Había decidido que mi vida sería normal, rutinaria. No pretendía alardear con un montón de sueños que no iba a cumplir, el típico cliché de encontrarse a uno mismo.

Por eso la lista de decisiones que llevaba hasta ahora me habían dirigido a una empresa que parecía de lo más mundana posible: una empresa dedicada a productos para mujeres como maquillaje, cuidado de la piel, etc.

Desde que terminé la universidad, mi único propósito fue encontrar un trabajo que involucrara una oficina, un sitio tranquilo donde poder trabajar. El olor a café por las mañanas era mi olor favorito, era como si pudiera existir un olor a la normalidad. Me gustaba, me calmaba.

Tenía tan solo veintidós años cuando inicié en el mundo laboral al cual todos temían. Para mí no fue tan horrible, me gustaba seguir las rutinas y dar lo mejor de mí, por eso no fue sorprendente que ascendiera tan rápido en los siguientes cuatro años. Mi habilidad para hacer las cosas de forma metódica y muy cuidadosa me ganaron muchos cumplidos y ascensos en la empresa.

Mis jefes se dieron cuenta que era un trabajador leal y confiable, no había llegado para irme tan rápido. Afortunadamente notaron mi talento y me ascendieron, ahora era director general de la empresa de cosméticos «La belleza de Atenea» y debía hacer que los demás subordinados me apoyaran con cada proyecto de sus departamentos. Mi trabajo se resumía en dar informes, revisar cada área y entregar análisis meticulosos para la venta de productos. Gracias a esos análisis podía lograr subir las ventas.

Sí, sabía que era un hombre dedicado a vender productos para mujeres (era obvio que no conocía sus gustos), pero tampoco tenía que hacerlo tan de cerca. Simplemente hacía análisis de mercadotecnia, me fijaba en lo que los demás no. Detalles y detalles, eso me servía para saber si una mujer compraría una crema o no.

No necesitaba ser una mujer para saber tampoco.

Tomé un trago de mi tercera taza de café del día y noté que ya se había enfriado. Me había pasado el último par de horas sobre analizando un nuevo producto que salió al mercado. Me levanté de mi asiento y con mi taza en mano fui a la cocina para servirme más café. Ahí estaban algunos compañeros que tan pronto me vieron, disimuladamente o no muy disimuladamente salieron corriendo de la cocina. No estaba sorprendido por ello tampoco, era su jefe después de todo, no se sentían cómodos en mi presencia.

O quizá también era el hecho de que hace unos días les había regañado por no hacer bien su trabajo. Sí, también podía ser eso.

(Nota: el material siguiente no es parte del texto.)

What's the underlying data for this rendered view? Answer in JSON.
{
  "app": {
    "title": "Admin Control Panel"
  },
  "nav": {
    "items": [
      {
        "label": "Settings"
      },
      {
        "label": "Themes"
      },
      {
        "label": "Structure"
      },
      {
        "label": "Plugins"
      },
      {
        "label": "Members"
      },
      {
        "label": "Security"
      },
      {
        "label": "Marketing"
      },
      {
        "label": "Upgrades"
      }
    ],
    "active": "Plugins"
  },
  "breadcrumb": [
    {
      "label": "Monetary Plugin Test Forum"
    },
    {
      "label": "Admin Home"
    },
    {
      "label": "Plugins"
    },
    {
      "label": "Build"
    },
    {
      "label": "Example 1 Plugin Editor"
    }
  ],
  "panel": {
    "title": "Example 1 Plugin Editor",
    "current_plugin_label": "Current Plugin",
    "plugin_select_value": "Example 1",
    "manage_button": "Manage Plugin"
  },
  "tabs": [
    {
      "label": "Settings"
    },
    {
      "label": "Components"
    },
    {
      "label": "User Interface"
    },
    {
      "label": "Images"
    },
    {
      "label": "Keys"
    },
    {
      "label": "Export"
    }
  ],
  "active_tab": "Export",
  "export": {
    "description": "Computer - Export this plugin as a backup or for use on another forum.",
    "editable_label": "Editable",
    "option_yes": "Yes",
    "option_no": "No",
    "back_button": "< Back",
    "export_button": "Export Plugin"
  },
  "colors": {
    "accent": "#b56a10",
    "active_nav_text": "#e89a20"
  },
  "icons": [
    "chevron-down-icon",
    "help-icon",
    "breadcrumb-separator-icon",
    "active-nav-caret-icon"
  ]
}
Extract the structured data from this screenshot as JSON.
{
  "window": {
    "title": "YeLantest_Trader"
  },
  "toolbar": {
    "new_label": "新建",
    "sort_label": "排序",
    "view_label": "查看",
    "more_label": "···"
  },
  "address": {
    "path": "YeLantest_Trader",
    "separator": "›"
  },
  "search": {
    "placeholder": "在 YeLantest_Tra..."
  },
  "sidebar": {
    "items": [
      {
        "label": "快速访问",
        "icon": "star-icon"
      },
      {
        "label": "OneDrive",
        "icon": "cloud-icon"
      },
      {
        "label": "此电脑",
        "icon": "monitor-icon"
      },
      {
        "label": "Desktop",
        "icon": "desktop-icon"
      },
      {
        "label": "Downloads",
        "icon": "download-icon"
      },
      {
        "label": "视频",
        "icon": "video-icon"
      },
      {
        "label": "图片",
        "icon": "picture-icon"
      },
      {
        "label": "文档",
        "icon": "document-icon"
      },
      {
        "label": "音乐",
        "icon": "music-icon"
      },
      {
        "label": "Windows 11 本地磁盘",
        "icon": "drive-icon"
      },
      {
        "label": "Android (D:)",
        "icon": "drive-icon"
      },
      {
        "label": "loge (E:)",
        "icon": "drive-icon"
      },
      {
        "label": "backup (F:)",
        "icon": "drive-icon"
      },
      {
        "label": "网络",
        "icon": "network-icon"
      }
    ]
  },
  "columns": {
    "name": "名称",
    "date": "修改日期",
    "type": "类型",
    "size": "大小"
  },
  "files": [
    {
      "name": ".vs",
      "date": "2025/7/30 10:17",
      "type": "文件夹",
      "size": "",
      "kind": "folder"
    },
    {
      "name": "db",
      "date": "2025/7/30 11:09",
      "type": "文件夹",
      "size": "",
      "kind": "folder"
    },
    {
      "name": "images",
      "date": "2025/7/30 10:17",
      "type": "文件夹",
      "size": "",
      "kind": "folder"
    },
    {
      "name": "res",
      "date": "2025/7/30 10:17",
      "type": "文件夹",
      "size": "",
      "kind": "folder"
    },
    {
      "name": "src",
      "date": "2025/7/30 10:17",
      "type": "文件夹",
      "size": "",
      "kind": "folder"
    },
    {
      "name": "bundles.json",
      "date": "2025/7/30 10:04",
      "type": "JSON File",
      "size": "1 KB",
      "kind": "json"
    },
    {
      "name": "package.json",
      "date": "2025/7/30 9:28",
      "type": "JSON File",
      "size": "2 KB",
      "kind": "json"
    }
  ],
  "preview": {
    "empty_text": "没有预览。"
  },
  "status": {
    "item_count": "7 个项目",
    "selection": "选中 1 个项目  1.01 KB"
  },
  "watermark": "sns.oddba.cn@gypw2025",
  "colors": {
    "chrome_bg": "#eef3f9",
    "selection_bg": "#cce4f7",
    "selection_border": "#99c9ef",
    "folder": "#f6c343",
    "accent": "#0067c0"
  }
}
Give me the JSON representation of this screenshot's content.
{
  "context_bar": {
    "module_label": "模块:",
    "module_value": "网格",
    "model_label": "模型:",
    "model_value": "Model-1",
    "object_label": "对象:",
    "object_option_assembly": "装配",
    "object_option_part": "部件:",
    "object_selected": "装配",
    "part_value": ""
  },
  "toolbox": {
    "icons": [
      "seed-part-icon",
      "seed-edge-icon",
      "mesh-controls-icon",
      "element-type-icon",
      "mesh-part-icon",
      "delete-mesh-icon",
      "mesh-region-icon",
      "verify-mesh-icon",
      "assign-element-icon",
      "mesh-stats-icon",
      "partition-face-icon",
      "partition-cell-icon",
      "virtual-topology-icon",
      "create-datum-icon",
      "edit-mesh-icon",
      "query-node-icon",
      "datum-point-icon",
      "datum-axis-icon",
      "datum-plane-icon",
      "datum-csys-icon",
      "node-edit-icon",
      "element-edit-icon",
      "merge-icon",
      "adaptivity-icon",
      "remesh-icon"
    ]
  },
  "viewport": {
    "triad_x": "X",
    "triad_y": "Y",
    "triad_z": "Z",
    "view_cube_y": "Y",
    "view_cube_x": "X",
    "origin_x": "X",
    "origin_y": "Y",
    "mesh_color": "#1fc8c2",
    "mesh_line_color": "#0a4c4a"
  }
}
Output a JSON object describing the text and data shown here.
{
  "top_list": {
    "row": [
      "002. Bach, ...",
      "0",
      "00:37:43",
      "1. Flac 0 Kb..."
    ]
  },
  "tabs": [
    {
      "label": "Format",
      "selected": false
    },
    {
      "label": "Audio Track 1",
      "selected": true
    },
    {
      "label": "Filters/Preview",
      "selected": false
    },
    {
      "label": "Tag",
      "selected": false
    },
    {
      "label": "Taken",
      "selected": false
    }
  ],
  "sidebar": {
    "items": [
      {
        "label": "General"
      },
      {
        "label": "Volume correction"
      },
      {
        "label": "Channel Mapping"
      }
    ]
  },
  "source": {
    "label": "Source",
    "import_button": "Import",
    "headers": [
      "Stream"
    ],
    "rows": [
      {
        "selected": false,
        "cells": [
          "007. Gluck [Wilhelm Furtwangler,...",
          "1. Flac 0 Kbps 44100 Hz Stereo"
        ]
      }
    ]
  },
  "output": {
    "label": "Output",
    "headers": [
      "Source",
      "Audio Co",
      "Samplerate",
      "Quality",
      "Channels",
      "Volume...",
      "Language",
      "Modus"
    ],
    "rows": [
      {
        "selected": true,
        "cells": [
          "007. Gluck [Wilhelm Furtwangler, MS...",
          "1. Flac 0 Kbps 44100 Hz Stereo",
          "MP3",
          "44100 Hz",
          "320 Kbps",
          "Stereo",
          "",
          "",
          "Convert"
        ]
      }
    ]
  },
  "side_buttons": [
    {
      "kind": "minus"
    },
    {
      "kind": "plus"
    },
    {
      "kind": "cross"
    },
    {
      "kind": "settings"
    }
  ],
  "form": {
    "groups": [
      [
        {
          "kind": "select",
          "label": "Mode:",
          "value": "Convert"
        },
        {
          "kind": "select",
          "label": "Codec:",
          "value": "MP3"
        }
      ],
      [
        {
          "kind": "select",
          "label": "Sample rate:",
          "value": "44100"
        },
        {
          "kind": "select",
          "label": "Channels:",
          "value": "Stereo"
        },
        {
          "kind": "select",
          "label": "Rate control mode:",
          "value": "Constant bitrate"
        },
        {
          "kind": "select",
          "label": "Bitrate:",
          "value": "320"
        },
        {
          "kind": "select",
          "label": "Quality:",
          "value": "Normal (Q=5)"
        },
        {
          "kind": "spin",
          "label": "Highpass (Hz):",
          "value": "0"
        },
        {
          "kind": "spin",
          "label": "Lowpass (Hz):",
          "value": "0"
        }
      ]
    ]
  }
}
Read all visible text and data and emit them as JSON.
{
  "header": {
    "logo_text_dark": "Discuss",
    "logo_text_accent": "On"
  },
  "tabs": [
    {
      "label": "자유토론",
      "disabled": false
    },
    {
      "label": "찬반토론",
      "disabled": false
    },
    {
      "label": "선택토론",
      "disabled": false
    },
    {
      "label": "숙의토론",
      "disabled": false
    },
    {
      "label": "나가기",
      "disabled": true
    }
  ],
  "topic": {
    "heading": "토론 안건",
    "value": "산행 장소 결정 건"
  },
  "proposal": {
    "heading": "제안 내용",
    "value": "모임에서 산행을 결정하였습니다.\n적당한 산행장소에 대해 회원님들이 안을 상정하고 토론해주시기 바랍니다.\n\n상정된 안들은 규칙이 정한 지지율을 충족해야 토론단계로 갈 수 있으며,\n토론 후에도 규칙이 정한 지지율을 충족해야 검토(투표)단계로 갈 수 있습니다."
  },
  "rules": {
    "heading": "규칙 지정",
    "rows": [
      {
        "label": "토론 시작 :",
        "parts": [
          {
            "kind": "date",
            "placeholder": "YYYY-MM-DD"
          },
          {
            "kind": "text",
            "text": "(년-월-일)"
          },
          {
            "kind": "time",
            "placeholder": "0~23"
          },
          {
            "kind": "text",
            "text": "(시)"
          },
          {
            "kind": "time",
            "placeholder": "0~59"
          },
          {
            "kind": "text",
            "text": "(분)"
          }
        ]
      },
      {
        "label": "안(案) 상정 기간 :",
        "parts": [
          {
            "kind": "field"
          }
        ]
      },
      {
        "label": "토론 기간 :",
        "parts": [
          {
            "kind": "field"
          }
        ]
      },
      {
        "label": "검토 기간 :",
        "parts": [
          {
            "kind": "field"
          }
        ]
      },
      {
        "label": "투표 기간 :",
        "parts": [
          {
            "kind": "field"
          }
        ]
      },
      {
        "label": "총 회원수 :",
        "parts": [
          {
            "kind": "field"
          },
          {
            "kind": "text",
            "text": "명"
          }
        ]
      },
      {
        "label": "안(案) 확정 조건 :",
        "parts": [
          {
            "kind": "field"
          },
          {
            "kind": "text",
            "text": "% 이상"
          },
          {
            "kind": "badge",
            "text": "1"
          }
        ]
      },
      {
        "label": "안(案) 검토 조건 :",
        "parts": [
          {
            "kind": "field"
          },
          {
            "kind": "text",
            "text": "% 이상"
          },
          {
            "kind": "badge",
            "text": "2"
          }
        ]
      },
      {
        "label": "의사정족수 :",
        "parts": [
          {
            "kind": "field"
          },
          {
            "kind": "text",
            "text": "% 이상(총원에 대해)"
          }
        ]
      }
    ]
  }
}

Me serví mi cuarta taza de café, sintiendo el calor colarse por el material de la taza. El olor me encantaba, nada como el café recién hecho. Debían de ser cerca de las cinco de la tarde, así que tuve que regresar a mi oficina para dejar listos los últimos detalles para la presentación del día siguiente.

Este último mes estábamos trabajando en un producto que tenía varias funciones en uno solo, pero aún necesitábamos hacer algunas pruebas. Revisé las imágenes, las estadísticas y finanzas que me compartieron y guardé la presentación.

Podía sonar demasiado aburrido, pero a mí me gustaba. Cuando vi mi reloj ya eran las seis y media de la tarde. Guardé mis cosas y salí de la oficina. Mi asistente, Kennedy, estaba esperándome en el estacionamiento, afuera del auto.

Se podría decir que Kennedy era lo más cercano a un amigo que tenía en esta oficina. Como dije anteriormente, ser el jefe me convertía en alguna clase de villano y por más que intentara, nadie se me acercaba más que para dar malas noticias que solo yo debía resolver.

—Señor Lyle.

Lo saludé y ambos ingresamos al auto. Kennedy no era un tipo de muchas palabras la verdad, lo único resaltante de él era su cabello rojizo y pecas. Debía de tener más o menos mi edad, aunque no estaba muy seguro de eso, a veces parecía mucho más sabio y maduro que yo.

—¿Qué tal su día, señor?

Era muy extraño que me dijeran "señor" teniendo veintiséis casi veintisiete, en especial porque Kennedy debía tener casi la misma edad. Había insistido en que me llamara por mi nombre, pero aún trabajaba en eso.

—Muy bien, ya está lista la presentación de mañana.

—Excelente.

Y esas eran nuestras conversaciones diarias. No había preguntas incómodas o algo más. Me agradaba.

Ya estaba oscureciendo cuando noté que debíamos llevar cerca de una hora en el tráfico. Miré en el espejo retrovisor a Kennedy.

—¿Pasa algo, Kennedy?

—No logro salir de la avenida, señor. Al parecer hay una manifestación en el centro.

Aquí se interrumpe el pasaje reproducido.